La décennie s’inscrit ainsi sous le signe de l’audace et d’une liberté retrouvée. Les créateurs parisiens posent les jalons d’un style qui influencera tout le XXe siècle.

Deux hommes au café parisien des années 1910 en costume

Des années 1910-1920 à aujourd’hui : quelles inspirations pour la mode contemporaine ?

L’héritage des tendances vestimentaires de 1910-1920 continue d’inspirer les créateurs d’aujourd’hui. Les robes fluides, la coupe droite, la taille basse : autant d’empreintes laissées par Paul Poiret ou Jeanne Lanvin, que l’on retrouve, revisitées, sur les podiums contemporains. La vague vintage s’invite dans les collections, chaque détail repensé, jamais figé dans la nostalgie. Les maisons parisiennes, de Yves Saint Laurent à Jean Paul Gaultier, réinterprètent le chapeau cloche, la jupe midi, ou misent sur la noblesse du velours et de la soie.
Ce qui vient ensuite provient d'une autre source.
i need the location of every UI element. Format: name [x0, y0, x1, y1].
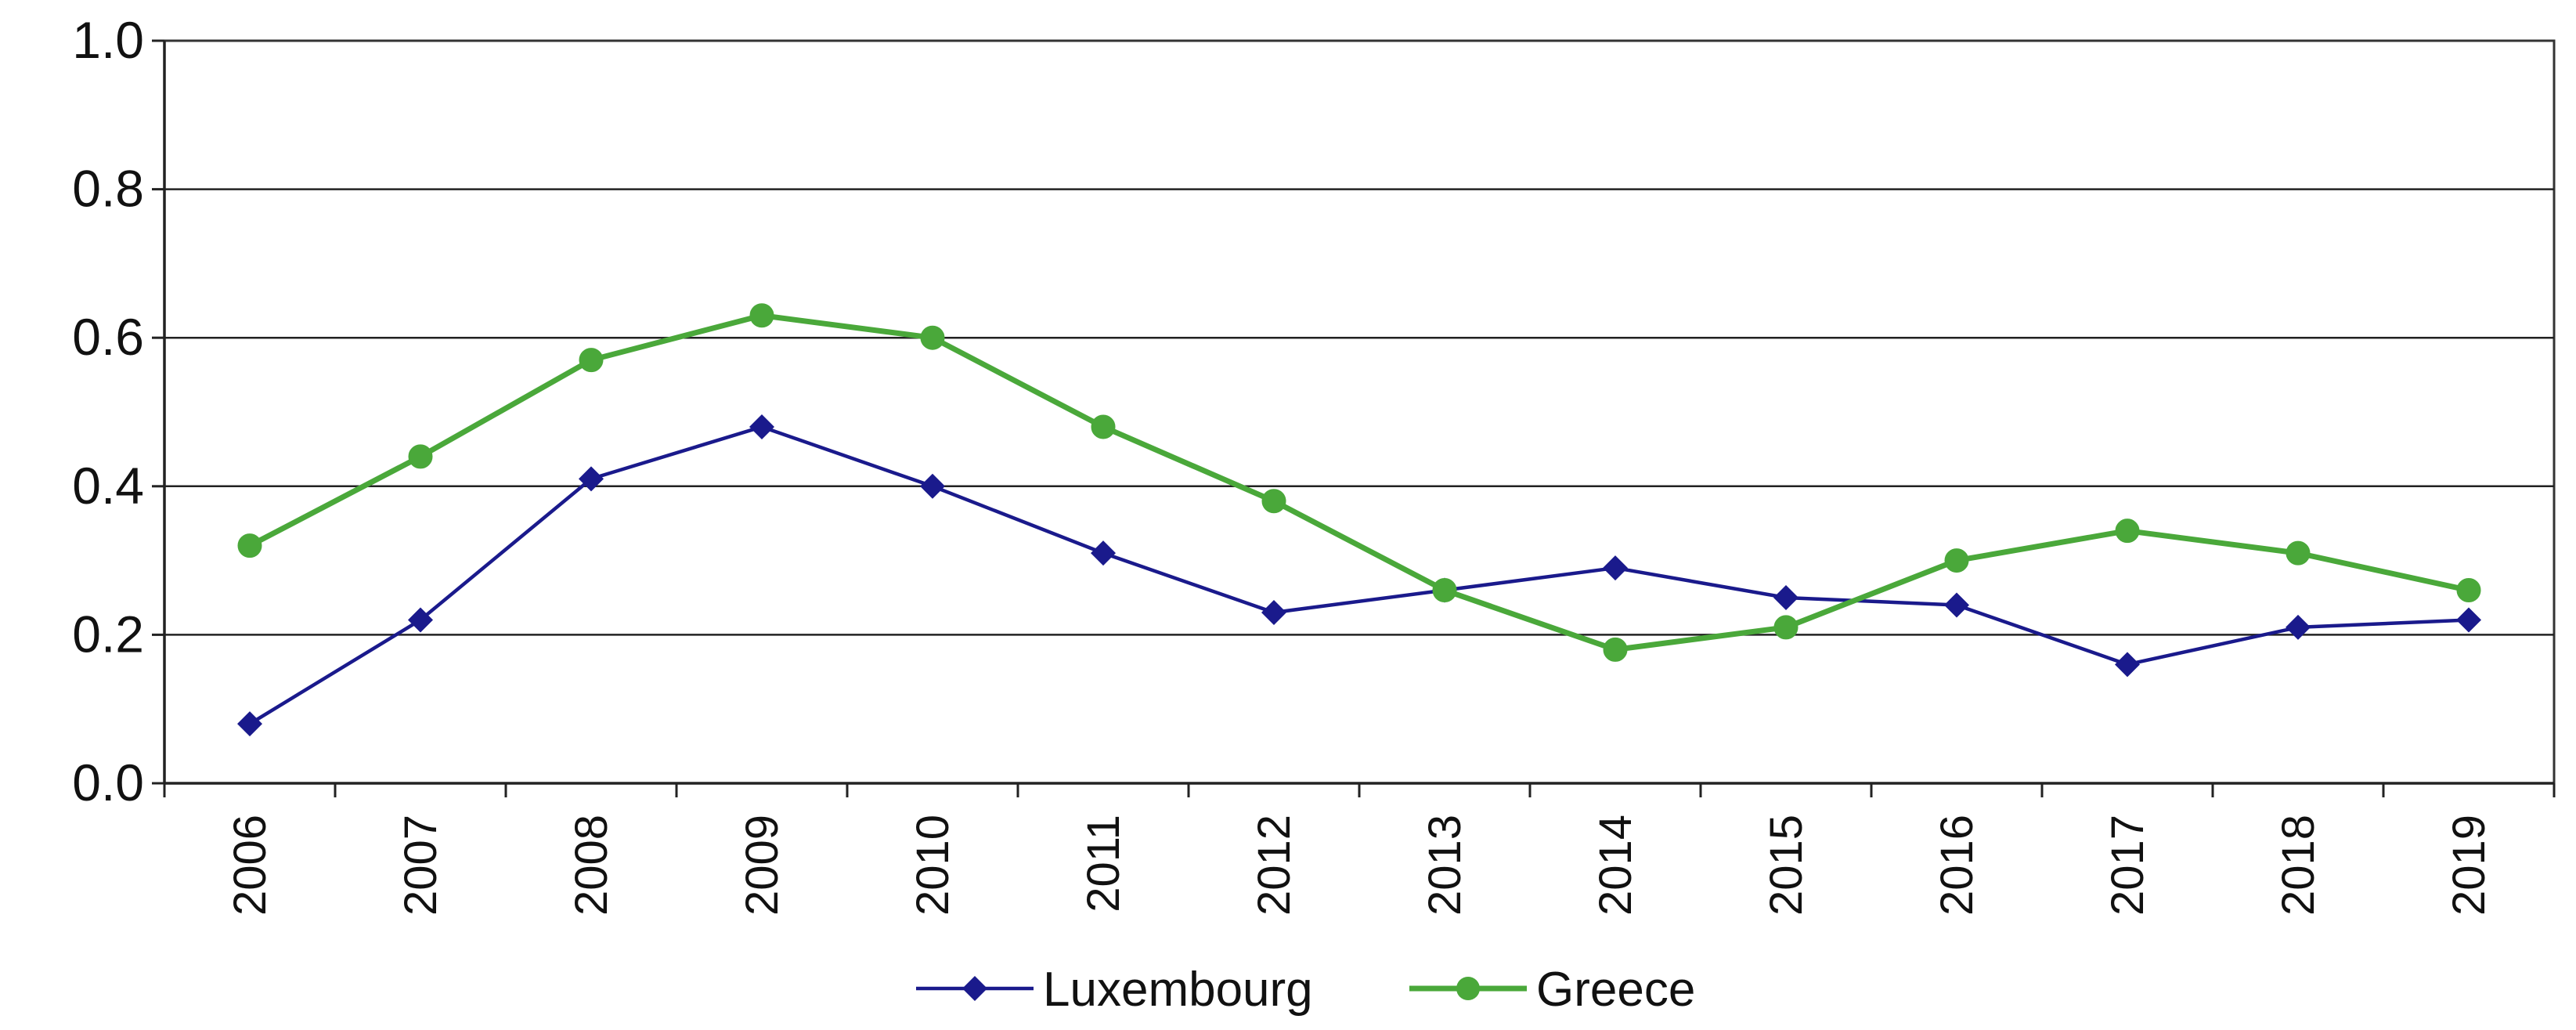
- x-tick-label: 2019: [2444, 815, 2495, 916]
- y-tick-label: 0.0: [72, 754, 144, 811]
- x-tick-label: 2016: [1932, 815, 1983, 916]
- legend-marker-greece: [1456, 977, 1480, 1000]
- data-point-luxembourg: [237, 711, 262, 737]
- data-point-luxembourg: [749, 414, 774, 439]
- data-point-greece: [579, 348, 604, 373]
- x-tick-label: 2008: [566, 815, 617, 916]
- x-tick-label: 2013: [1420, 815, 1470, 916]
- x-tick-label: 2015: [1761, 815, 1812, 916]
- y-tick-label: 0.4: [72, 457, 144, 515]
- data-point-greece: [1261, 489, 1286, 514]
- y-tick-label: 1.0: [72, 11, 144, 69]
- x-tick-label: 2011: [1078, 815, 1129, 913]
- data-point-greece: [408, 444, 433, 469]
- data-point-greece: [920, 325, 945, 350]
- x-tick-label: 2006: [225, 815, 276, 916]
- data-point-greece: [1773, 615, 1799, 640]
- legend-label-luxembourg: Luxembourg: [1043, 963, 1313, 1017]
- data-point-luxembourg: [1261, 599, 1286, 625]
- legend-marker-luxembourg: [962, 976, 987, 1001]
- data-point-luxembourg: [2286, 614, 2311, 640]
- series-layer: [237, 303, 2481, 737]
- series-line-luxembourg: [248, 425, 2470, 726]
- legend: Luxembourg Greece: [916, 963, 1695, 1017]
- axis-layer: 0.0 0.2 0.4 0.6 0.8 1.0 2006 2007 2008 2009 2010 20…: [72, 11, 2556, 916]
- data-point-luxembourg: [579, 466, 604, 492]
- y-tick-label: 0.6: [72, 308, 144, 366]
- x-tick-label: 2014: [1590, 815, 1641, 916]
- data-point-greece: [237, 533, 262, 558]
- data-point-greece: [2115, 519, 2140, 544]
- data-point-luxembourg: [920, 473, 945, 499]
- data-point-luxembourg: [2456, 607, 2481, 633]
- x-tick-label: 2009: [737, 815, 788, 916]
- x-tick-label: 2017: [2102, 815, 2153, 916]
- plot-area-border: [163, 39, 2556, 785]
- data-point-greece: [1603, 637, 1628, 662]
- data-point-greece: [1432, 578, 1457, 603]
- data-point-greece: [749, 303, 774, 328]
- legend-label-greece: Greece: [1536, 963, 1695, 1017]
- data-point-luxembourg: [1091, 540, 1116, 566]
- data-point-greece: [1944, 548, 1969, 573]
- data-point-luxembourg: [1773, 585, 1799, 610]
- y-tick-label: 0.8: [72, 160, 144, 218]
- data-point-greece: [2286, 540, 2311, 566]
- x-tick-label: 2012: [1249, 815, 1300, 916]
- data-point-luxembourg: [1603, 555, 1628, 581]
- data-point-greece: [1091, 414, 1116, 439]
- grid-layer: [163, 39, 2556, 785]
- data-point-luxembourg: [408, 607, 433, 633]
- data-point-luxembourg: [1944, 592, 1969, 618]
- x-tick-label: 2010: [907, 815, 958, 916]
- y-tick-label: 0.2: [72, 605, 144, 663]
- data-point-luxembourg: [2115, 652, 2140, 678]
- series-line-greece: [248, 313, 2470, 652]
- x-tick-label: 2018: [2273, 815, 2324, 916]
- x-tick-label: 2007: [395, 815, 446, 916]
- data-point-greece: [2456, 578, 2481, 603]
Le style garçonne séduit une nouvelle génération : cheveux courts, tailleurs soigneusement coupés, accessoires discrets. La mode féminine s’approprie ces codes de liberté, les adapte aux envies du moment. Les robes longues en dessous du genou, les ornements de perles ou de broderies se glissent dans les tendances actuelles. Le rétro dialogue avec l’innovation : un béret, un collier de perles ou une palette de couleurs pastel rappellent l’énergie créative du début du XXe siècle.

Pour mieux apprécier les points de convergence entre passé et présent, observez ce tableau comparatif :

Années 1910-1920 Mode contemporaine
Robe droite, taille basse Silhouette fluide, coupe épurée
Chapeau cloche Béret, accessoires rétro
Soie, mousseline, velours Mélanges de matières nobles

La mode parisienne trouve toujours son équilibre entre mémoire et avant-garde. Les créateurs puisent dans la richesse de l’histoire de la mode française, de Coco Chanel à Pierre Cardin, pour inventer une esthétique vivante, en mouvement perpétuel. L’héritage de la décennie 1910-1920 n’a rien perdu de sa force : il continue de nourrir la mode d’aujourd’hui, et trace des pistes nouvelles pour demain.